Professional athletes constantly go on record saying that they do not read or listen to what is said about them in television, online publications or social media. But Henry is different. He enjoys the spotlight the press holds over him.
Philippe Auclair, the author of “Henry: Lonely at the Top”, called his French subject one of “the most eloquent of interviewees” (Auclair 100). Likewise, Mike Prindiville of Prosoccertalk, said that he came away from his “first time meeting the French legend” with “nothing but good things to say” at the recent MLS media day.
In his biography (which should be known is unauthorized), Auclair gave personal anecdotes from his extended time covering Henry as a journalist for French and English newspapers. He recounted a story about the then Arsenal player phoning him about a negative article and musingly conversing in English despite both men being first-generational French speakers.
“Thierry was referring to a couple of grumpy paragraphs I had written about his performance in Arsenal’s last game, in which, shall we say, he had not been at his best. I hadn’t shied from the fact that Henry had been distinctly sparing in his efforts, and had suggested – as respectfully as I could – that he hadn’t quite earned the right to chide his teammates that night, as he had done on several occasions, striking a variety of familiar poses that hadn’t escaped those playing around him, or those watching him from the stands.” (Auclair 96)
The poses, according to Auclair, included “hands on hips, eyes turned up to the heavens, head shaking this way and back.” Does that sound familiar, Red Bull fans?
Auclair provides fascinating insight into the mind of one of the most visibly competitive players from his perspective as a professional colleague and not a friend.
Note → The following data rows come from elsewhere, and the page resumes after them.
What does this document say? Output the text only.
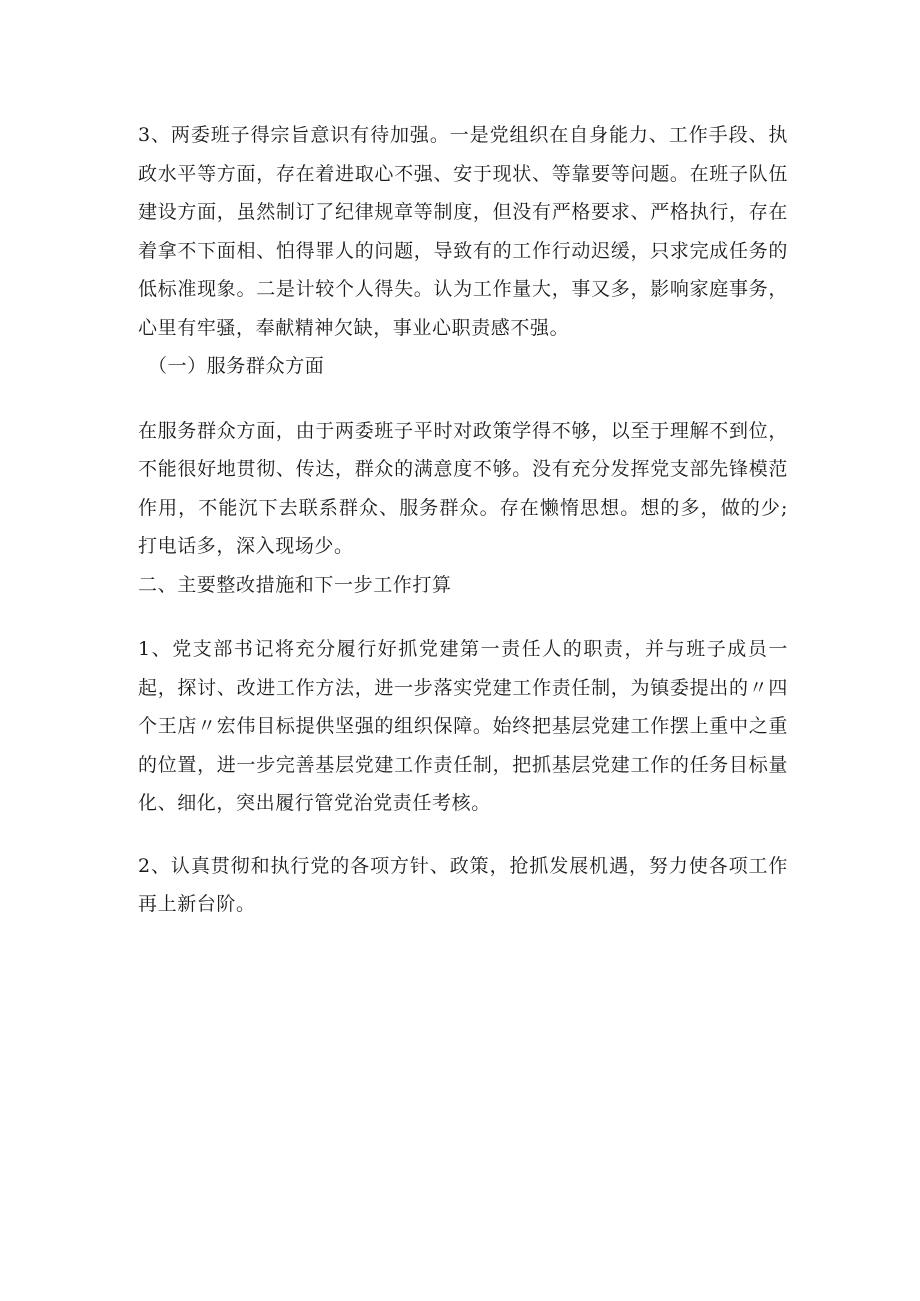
3、两委班子得宗旨意识有待加强。一是党组织在自身能力、工作手段、执政水平等方面，存在着进取心不强、安于现状、等靠要等问题。在班子队伍建设方面，虽然制订了纪律规章等制度，但没有严格要求、严格执行，存在着拿不下面相、怕得罪人的问题，导致有的工作行动迟缓，只求完成任务的低标准现象。二是计较个人得失。认为工作量大，事又多，影响家庭事务，心里有牢骚，奉献精神欠缺，事业心职责感不强。

（一）服务群众方面

在服务群众方面，由于两委班子平时对政策学得不够，以至于理解不到位，不能很好地贯彻、传达，群众的满意度不够。没有充分发挥党支部先锋模范作用，不能沉下去联系群众、服务群众。存在懒惰思想。想的多，做的少;打电话多，深入现场少。

二、主要整改措施和下一步工作打算

1、党支部书记将充分履行好抓党建第一责任人的职责，并与班子成员一起，探讨、改进工作方法，进一步落实党建工作责任制，为镇委提出的〃四个王店〃宏伟目标提供坚强的组织保障。始终把基层党建工作摆上重中之重的位置，进一步完善基层党建工作责任制，把抓基层党建工作的任务目标量化、细化，突出履行管党治党责任考核。

2、认真贯彻和执行党的各项方针、政策，抢抓发展机遇，努力使各项工作再上新台阶。
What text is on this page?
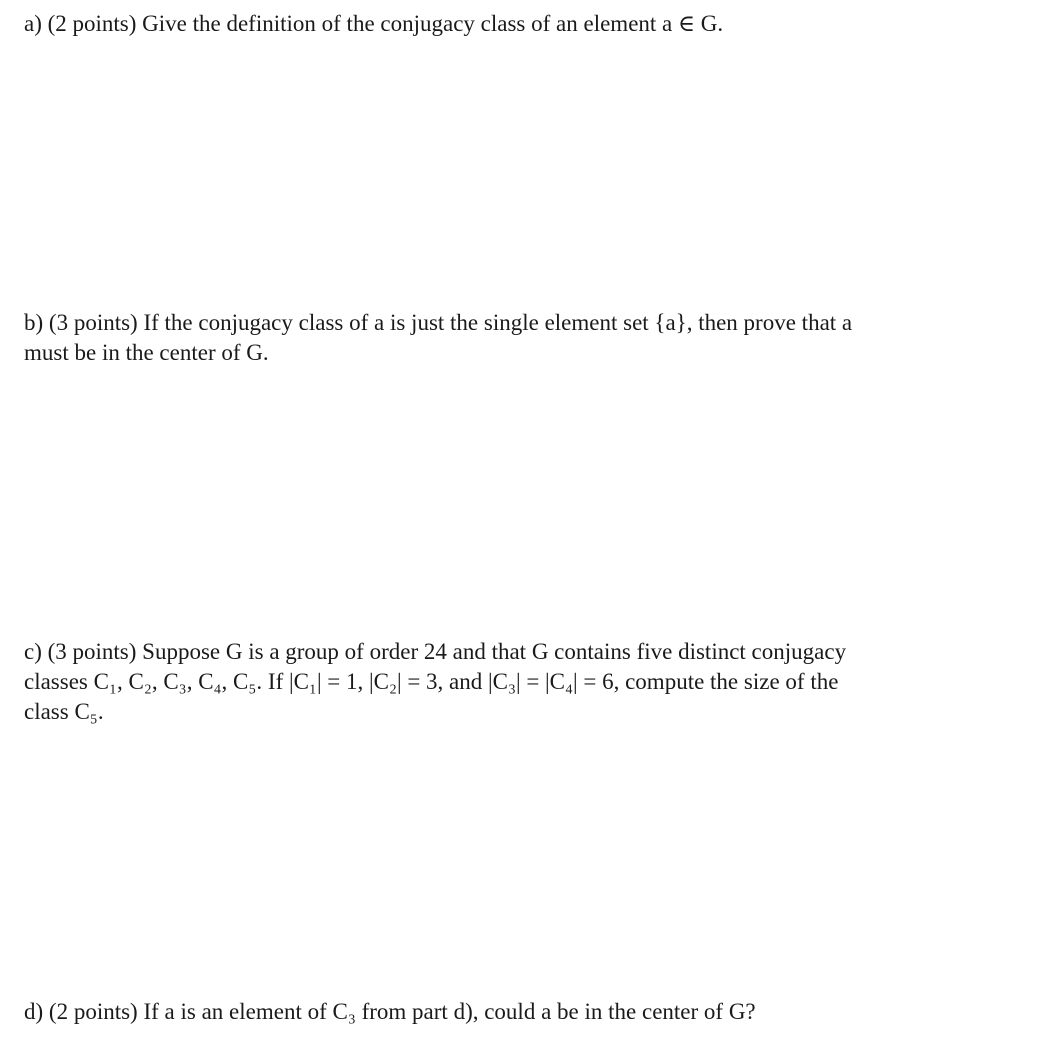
a) (2 points) Give the definition of the conjugacy class of an element a ∈ G.
b) (3 points) If the conjugacy class of a is just the single element set {a}, then prove that a
must be in the center of G.
c) (3 points) Suppose G is a group of order 24 and that G contains five distinct conjugacy
classes C₁, C₂, C₃, C₄, C₅. If |C₁| = 1, |C₂| = 3, and |C₃| = |C₄| = 6, compute the size of the
class C₅.
d) (2 points) If a is an element of C₃ from part d), could a be in the center of G?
The journalist’s subsequent analysis of Henry’s potential thoughts is just as telling.
“Thierry hadn’t aimed to understand why I had written the words that infuriated him so; and at no point had I felt that he had attempted to ‘connect’ with me as a human being, as he would have if he had screamed abuse at me. He cared a great deal, to be sure. But about what?” (Auclair 96-97)
That is the question of the moment: who or what is he talking about? Is the statement directed at European players in general or only some close friends who belittle his move? The answer, like Henry himself, is a mystery.
The fact he is responding to criticism at all is not unusual, however. From his almost decade-long, intimate observations of a precocious, talented teenager transforming into one of the most feared strikers in the world, Auclair certainly has an expertise about Henry.
In the biography, an almost insatiable fascination with his French subject led the author to dissect, analyze and re-dissect every memory he possessed of Henry’s time on and off the pitch. He gave another insightful elaboration onto why Henry feels the need to defend himself to the media.
“What is certain is that at the heart of this superb player lay a feeling of insecurity that he often found it impossible to disguise, and which he tried to assuage by trying to exercise an ever-growing measure of control over what he said and what was said about him. He battled against it by writing himself into the history books with a single-mindedness, a ferociousness, even, unequaled among his contemporaries, as honors are, to him, incontrovertible proofs of success.” (Auclair 98)
Has he changed since his three (entering his fourth) years living in New York City? For a book to have the subtitle, “Lonely at the top”, clearly Auclair was setting a somber theme. He, himself, noted that Henry is apparently “very, very happy where he is now.”
In typical Henry fashion, the legendary striker denied any ill intentions and brushed off the notion that he is personally attacking anybody or “having a go.”
“I’m not having a go at anyone, but I’m just explaining the league can be hard on the body here,” Henry said. “If you don’t know about the league, don’t talk.”
On second note, maybe Henry hasn’t changed. With his retirement looming, fans in the US should enjoy his unique and feisty persona while they can. He creates a chasm in public-opinion, but he always conjures a quote or two that gets people talking.